La pandémie de coronavirus montre que le travail dans les soins est essentiel. mais le personnel est à bout. Des centaines de soignant-e-s ont participé aujourd’hui à une protestation sur la Place fédérale pour exiger de meilleures conditions de travail. Car applaudir c’est bien, mais agir c’est mieux!

Actuellement, les soignant-e-s vont encore au-delà de leurs limites. Les conditions de travail dans les établissements médico-sociaux ou l’accompagnement à domicile étaient déjà précaires bien avant le coronavirus.

Durant la première vague de la pandémie, toute la Suisse a applaudi le personnel soignant. Mais depuis, rien n’a bougé du côté des politiques et des employeurs.

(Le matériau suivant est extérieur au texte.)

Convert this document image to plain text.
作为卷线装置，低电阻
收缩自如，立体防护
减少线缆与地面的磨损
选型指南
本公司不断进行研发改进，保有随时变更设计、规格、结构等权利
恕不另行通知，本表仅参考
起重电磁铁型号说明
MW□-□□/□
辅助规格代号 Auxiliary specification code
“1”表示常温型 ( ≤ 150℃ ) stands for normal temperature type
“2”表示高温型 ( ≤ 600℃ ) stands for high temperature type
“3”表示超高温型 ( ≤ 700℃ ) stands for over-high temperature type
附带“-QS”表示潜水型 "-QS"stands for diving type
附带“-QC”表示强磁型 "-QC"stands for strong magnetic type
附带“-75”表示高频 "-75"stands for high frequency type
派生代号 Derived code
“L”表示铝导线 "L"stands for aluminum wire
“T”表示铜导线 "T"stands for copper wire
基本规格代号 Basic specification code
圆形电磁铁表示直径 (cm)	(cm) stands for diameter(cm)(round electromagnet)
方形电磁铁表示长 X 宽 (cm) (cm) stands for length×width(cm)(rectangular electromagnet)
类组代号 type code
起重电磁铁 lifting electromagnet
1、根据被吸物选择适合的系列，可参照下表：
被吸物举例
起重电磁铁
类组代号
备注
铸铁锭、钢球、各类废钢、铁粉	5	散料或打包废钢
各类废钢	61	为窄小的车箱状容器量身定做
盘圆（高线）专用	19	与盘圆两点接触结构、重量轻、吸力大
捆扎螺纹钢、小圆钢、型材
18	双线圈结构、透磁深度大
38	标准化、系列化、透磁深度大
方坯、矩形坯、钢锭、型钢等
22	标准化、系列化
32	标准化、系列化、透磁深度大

Beaucoup de contaminations, peu de personnel

La deuxième vague est arrivée depuis un bon moment. Les soignant-e-s travaillent dans le stress. Le personnel manque partout.

Dans de nombreux établissements, les soignant-e-s doivent même aller travailler lorsqu’ils devraient être en quarantaine, même s’ils ont des symptômes! Les EMS qui anoncent plusieurs contaminations des résident-e-s et du personnel se multiplient.

Des soins de qualité valent plus

Voilà pourquoi des centaines d’employé-e-s de la santé se sont rassemblés aujourd’hui pour une action de protestation sur la Place fédérale, sous la devise «Ensemble avec le personnel de santé».

Leur colère vient du fait que cela fait des années que l’on économise sur leur dos. Ils demandent aux politiques et aux employeurs:

  • Une prime Covid-19 à hauteur d’un mois de salaire, et enfin une augmentation de salaire!
  • Plus de droits au travail: davantage de droit de regard et plus de sécurité.
  • De meilleures conditions de travail: l'application du droit du travail et la fin du minutage des soins. Il faut plus de personnel et plus de temps!
  • Une meilleure protection via les conventions collectives de travail!

L’Alliance des professions de la santé poursuit la lutte

L’action a été organisée par l’Alliance des professions de la santé qui se compose de douze syndicats et associations professionnelles. En font notamment partie, en plus d’Unia, l’ASI, le SSP et Syna.

L’objectif de cette alliance est de continuer à faire pression sur les politiques et les employeurs, pour que le personnel soignant reçoive enfin ce qu’il mérite!